Projections - Movie Reviews

Beyond Borders

Some may think that Beyond Borders mirrors Angelina Jolie's life since being a Goodwill Ambassador for the United Nations since 2001 and adopting a Cambodian child.  A humanitarian with a pampered lifestyle is lured toward war-torn countries with adventure and romance waiting for her.  Yet, her new film is a drama that masks suffering in favor of disaster relief.

The script from Caspian Tredwell-Owen covers a period in the mid 80's to 90's with a Clash song at a London ball symbolizing the milieu of Jolie's Sarah Jordan.  Her unconcerned husband businessman (Linus Roache) sees her whisked off from a very Montreal-like London to refugee camps at the behest of the virile Dr. Nick Callahan (Olive Owen of The Bourne Identity).  Sarah passes from Ethiopia to Cambodian, well staged by Campbell, and Chechnya.

The tough international relief doctor and the glamorous good Samaritan are leery toward one another at the outset.  But, of course, it all turns amorous as Sarah is often seen caressing a baby in her arms in perilous situations.  The best scenes involve the relief workers and the very innocent and young on the killing fields when Campbell isn't broadly sketching out all the juicy international intrigue like a 007 or Lara Croft adventure.  The film makes the Doctors Without Borders strife less probing than it should have been.

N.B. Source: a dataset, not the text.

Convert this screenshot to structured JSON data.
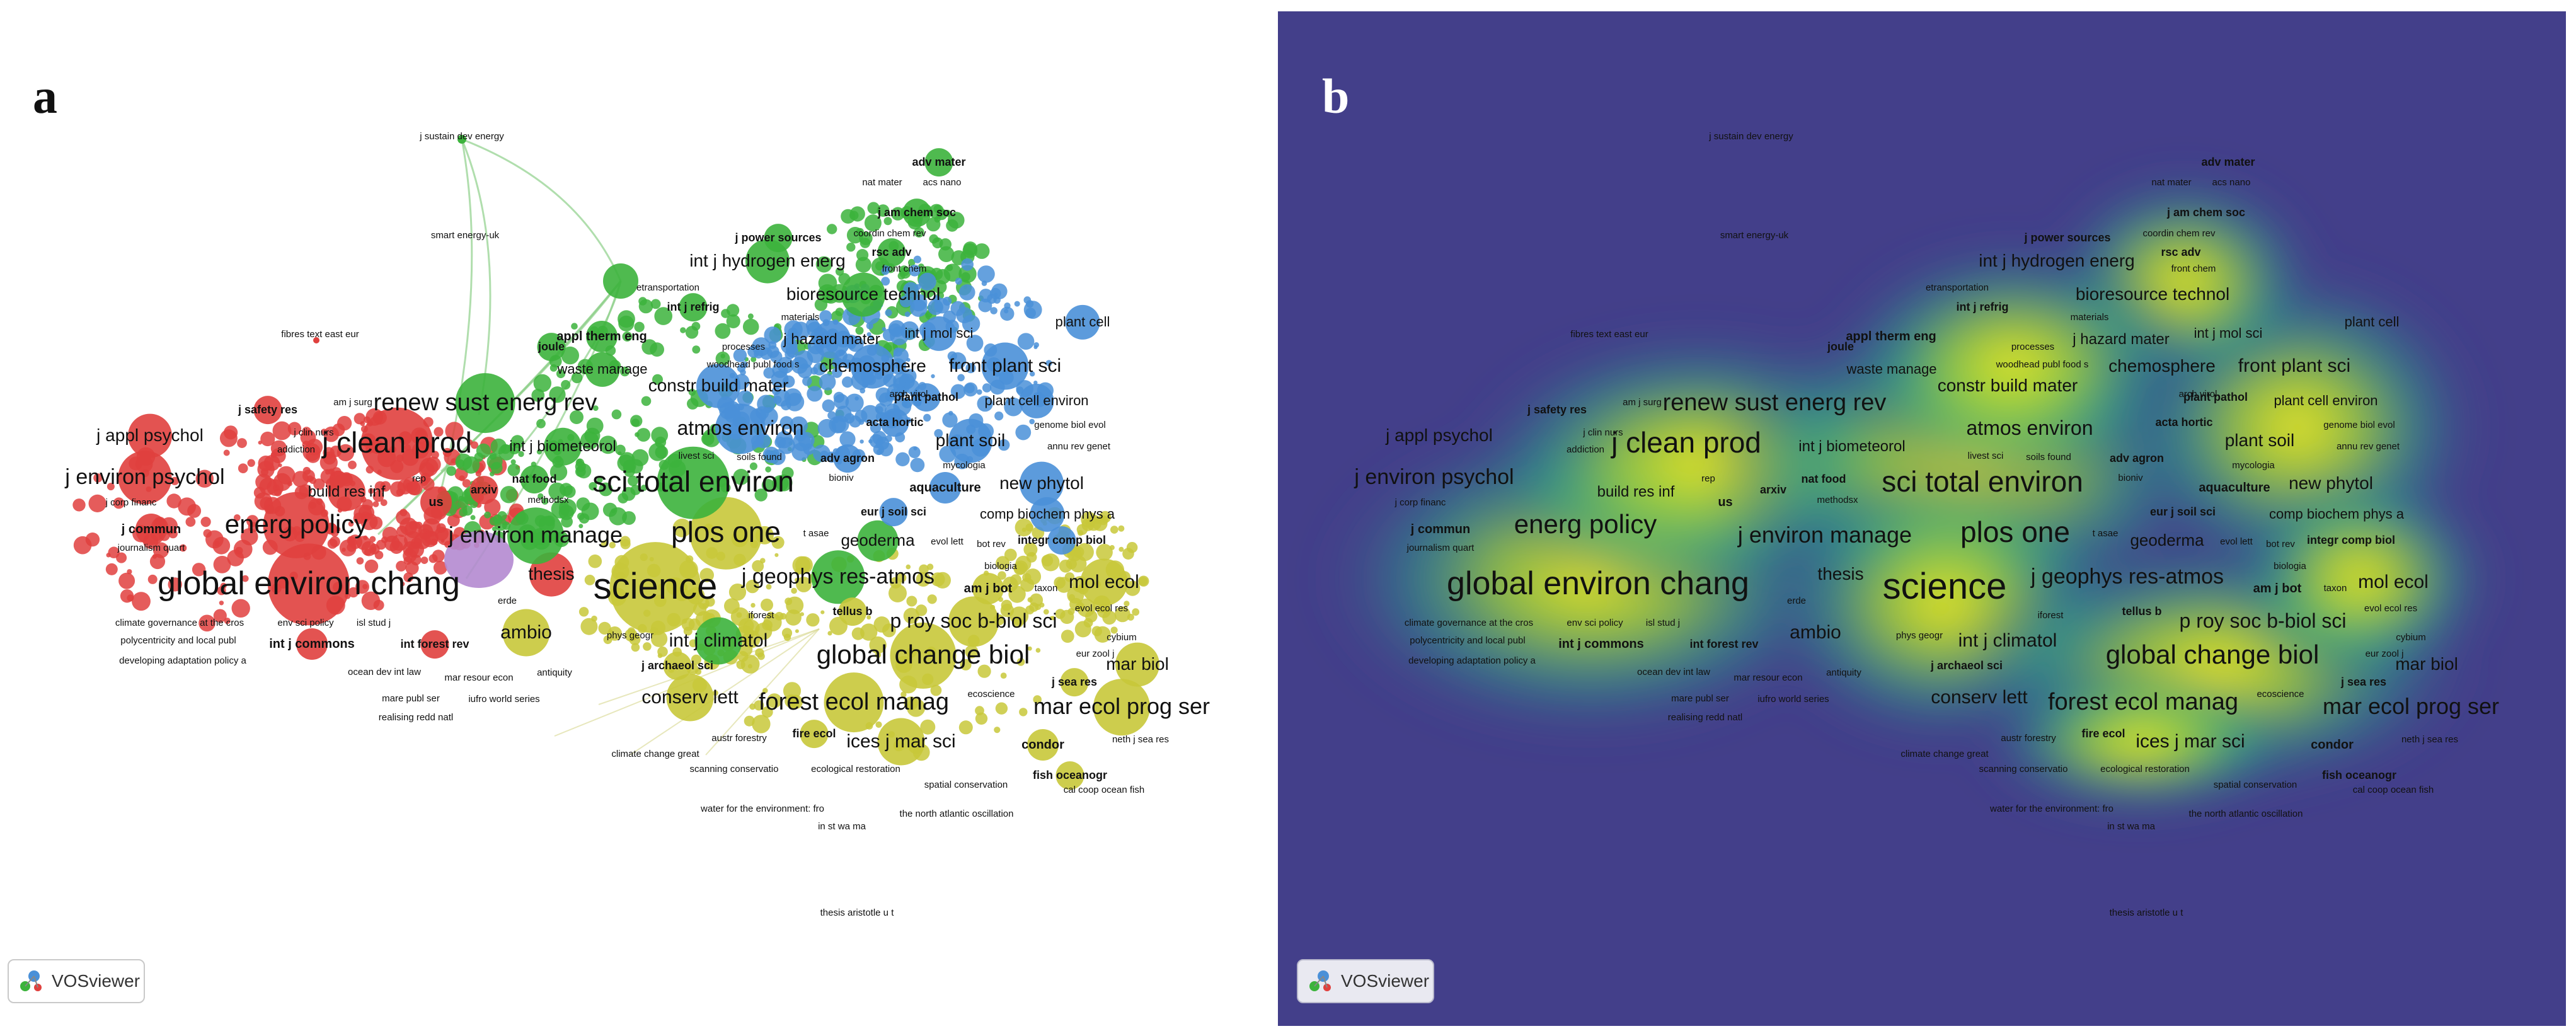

Still, Jolie often looks as good as her iconic Tomb Raider though her relationship with Owen doesn't really click at all.  Owen doesn't register as a model of his profession rather than getting in the right position to look good opposite his mutual love.  His partner as acted by Noah Emmerich (The Truman Show) is more convincing in extreme conditions.  There's a smarmy CIA operative done sharply by Yorick van Wageninger and Teri Polo is part of Tredwell-Owen's episodic handling of the plot as Sarah's reporter sister.

Ultimately, Beyond Borders can't create a viable passion for philanthropy and romance while contrasting the tragedies lushly shot in Namibia and Thailand with the simmering feelings perfunctorily portrayed by Jolie and Owen.  It may have resonant qualities for a busy, impressionable actress who has visited places like Pakistan and seems naive in how the suffering and struggles are sacrificed for what is exotic.